At that moment, a well-meaning, older woman said to me calmly, "You know, dear, it's their job to drive you crazy."
"Yes," I growled angrily, "but they don't have to do their job so well!"
I stormed off with my children, my decongestant, and whatever other trinkets my children had stashed into my shopping basket. I was in a bad mood, felt lousy, and was annoyed by the unsolicited public advice of a nosy older woman. But mostly I was sickened by my own words and actions.
I know I had every excuse to lose it that day in the drug store. But I still never imagined that I would someday be seen as the "Angry Mother" -- the woman who smacks (or berates) her kid in the supermarket line. Before I had children, I assumed that "Angry Mom" was stupid, evil, weak, and pathetic. But my own actions that day in the drug store taught me a very valuable lesson:
"Never judge another mommy unless you've walked in her mommy shoes."
I suggest that from now on that we should all try to give moms a break. We shouldn't assume that a haggard mother is an abusive medusa just because she snapped at her adorable kiddies at the end of a long day, in the end of a very long week, in what has been a very long year.

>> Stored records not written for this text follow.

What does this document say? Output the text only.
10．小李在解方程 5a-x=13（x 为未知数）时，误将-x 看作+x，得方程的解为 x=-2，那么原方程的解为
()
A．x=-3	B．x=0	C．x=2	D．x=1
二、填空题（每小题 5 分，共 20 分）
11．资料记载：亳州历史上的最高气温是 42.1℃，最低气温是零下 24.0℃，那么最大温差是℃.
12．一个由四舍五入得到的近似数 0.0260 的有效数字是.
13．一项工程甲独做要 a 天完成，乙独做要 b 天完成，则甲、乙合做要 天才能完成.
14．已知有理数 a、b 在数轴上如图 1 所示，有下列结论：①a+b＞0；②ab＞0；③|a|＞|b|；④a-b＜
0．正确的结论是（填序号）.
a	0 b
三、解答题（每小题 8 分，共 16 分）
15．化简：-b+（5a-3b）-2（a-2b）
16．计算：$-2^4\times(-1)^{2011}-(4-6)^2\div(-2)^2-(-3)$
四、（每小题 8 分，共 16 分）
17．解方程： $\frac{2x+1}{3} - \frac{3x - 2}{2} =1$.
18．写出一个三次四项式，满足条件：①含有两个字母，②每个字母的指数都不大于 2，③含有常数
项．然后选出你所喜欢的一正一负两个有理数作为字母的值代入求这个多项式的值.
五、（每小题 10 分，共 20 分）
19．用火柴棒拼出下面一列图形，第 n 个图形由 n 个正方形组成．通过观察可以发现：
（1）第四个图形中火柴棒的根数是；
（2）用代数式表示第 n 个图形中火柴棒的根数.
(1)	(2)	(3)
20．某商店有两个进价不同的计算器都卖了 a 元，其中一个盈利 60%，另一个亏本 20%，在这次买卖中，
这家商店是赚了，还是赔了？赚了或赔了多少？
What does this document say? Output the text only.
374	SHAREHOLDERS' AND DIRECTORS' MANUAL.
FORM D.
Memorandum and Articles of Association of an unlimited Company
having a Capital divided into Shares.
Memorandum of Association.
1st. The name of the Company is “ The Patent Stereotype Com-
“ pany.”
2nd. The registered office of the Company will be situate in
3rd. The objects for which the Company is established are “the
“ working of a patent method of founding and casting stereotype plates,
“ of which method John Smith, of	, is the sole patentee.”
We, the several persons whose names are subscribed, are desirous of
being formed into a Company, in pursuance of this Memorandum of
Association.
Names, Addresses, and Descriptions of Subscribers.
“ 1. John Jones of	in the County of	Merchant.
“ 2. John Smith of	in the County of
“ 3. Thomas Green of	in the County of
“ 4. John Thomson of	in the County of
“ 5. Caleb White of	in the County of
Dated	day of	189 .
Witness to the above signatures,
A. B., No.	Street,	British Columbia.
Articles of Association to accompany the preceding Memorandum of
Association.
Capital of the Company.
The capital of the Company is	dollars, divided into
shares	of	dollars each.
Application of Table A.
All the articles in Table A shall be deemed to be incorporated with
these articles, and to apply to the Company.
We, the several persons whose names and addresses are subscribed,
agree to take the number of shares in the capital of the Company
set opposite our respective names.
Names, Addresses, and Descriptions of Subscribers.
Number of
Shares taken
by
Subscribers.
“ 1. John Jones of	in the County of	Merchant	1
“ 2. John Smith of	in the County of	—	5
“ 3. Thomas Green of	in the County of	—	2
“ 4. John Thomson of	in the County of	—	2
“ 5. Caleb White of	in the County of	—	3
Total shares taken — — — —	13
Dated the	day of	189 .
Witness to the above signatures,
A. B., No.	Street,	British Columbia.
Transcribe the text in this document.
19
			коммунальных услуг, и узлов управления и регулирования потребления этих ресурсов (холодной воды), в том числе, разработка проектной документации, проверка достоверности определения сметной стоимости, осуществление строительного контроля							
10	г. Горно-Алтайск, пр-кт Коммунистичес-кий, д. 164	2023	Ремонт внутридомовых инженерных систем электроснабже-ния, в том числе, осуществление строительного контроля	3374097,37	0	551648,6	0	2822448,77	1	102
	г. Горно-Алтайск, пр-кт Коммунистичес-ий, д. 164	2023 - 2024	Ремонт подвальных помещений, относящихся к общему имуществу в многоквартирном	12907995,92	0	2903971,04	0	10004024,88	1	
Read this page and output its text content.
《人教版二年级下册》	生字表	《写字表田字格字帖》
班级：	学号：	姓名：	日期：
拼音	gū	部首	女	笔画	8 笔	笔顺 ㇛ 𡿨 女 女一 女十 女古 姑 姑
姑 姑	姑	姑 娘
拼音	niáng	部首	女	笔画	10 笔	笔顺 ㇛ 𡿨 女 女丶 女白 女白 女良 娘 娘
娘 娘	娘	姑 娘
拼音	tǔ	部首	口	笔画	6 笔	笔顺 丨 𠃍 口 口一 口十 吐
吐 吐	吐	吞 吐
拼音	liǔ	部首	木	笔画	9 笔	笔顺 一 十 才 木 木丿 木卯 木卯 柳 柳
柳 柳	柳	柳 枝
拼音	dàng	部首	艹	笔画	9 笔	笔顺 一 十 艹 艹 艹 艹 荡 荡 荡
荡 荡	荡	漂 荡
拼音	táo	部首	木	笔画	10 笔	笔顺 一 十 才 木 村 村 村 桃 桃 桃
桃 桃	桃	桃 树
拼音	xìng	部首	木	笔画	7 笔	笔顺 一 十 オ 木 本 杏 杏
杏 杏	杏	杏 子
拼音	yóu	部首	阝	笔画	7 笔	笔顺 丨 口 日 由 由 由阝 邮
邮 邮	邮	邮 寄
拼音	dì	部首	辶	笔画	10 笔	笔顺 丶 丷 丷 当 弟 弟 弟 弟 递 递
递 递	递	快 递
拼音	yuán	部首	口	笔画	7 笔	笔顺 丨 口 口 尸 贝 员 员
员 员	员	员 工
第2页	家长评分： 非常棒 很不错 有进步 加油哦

Given the right pressure and circumstances, I suspect that even Mother Teresa would have lost her cool with a couple of toddlers in tow.
And let's face it -- it's incredibly difficult being a parent in our society.
Sometimes I feel as if I'm under a microscope with all of America to see and judge. The people on airplanes who give you dirty looks if your children cry during a flight, are the same people who are horrified when you raise your voice at your kids in K-mart. I imagine some people (probably single people with dogs) think that children should sit quietly and obediently on their parent's laps at all times.
But children are not domesticated animals! And I do agree that it is their job to be children, even if that sometimes drives their mothers and observers insane.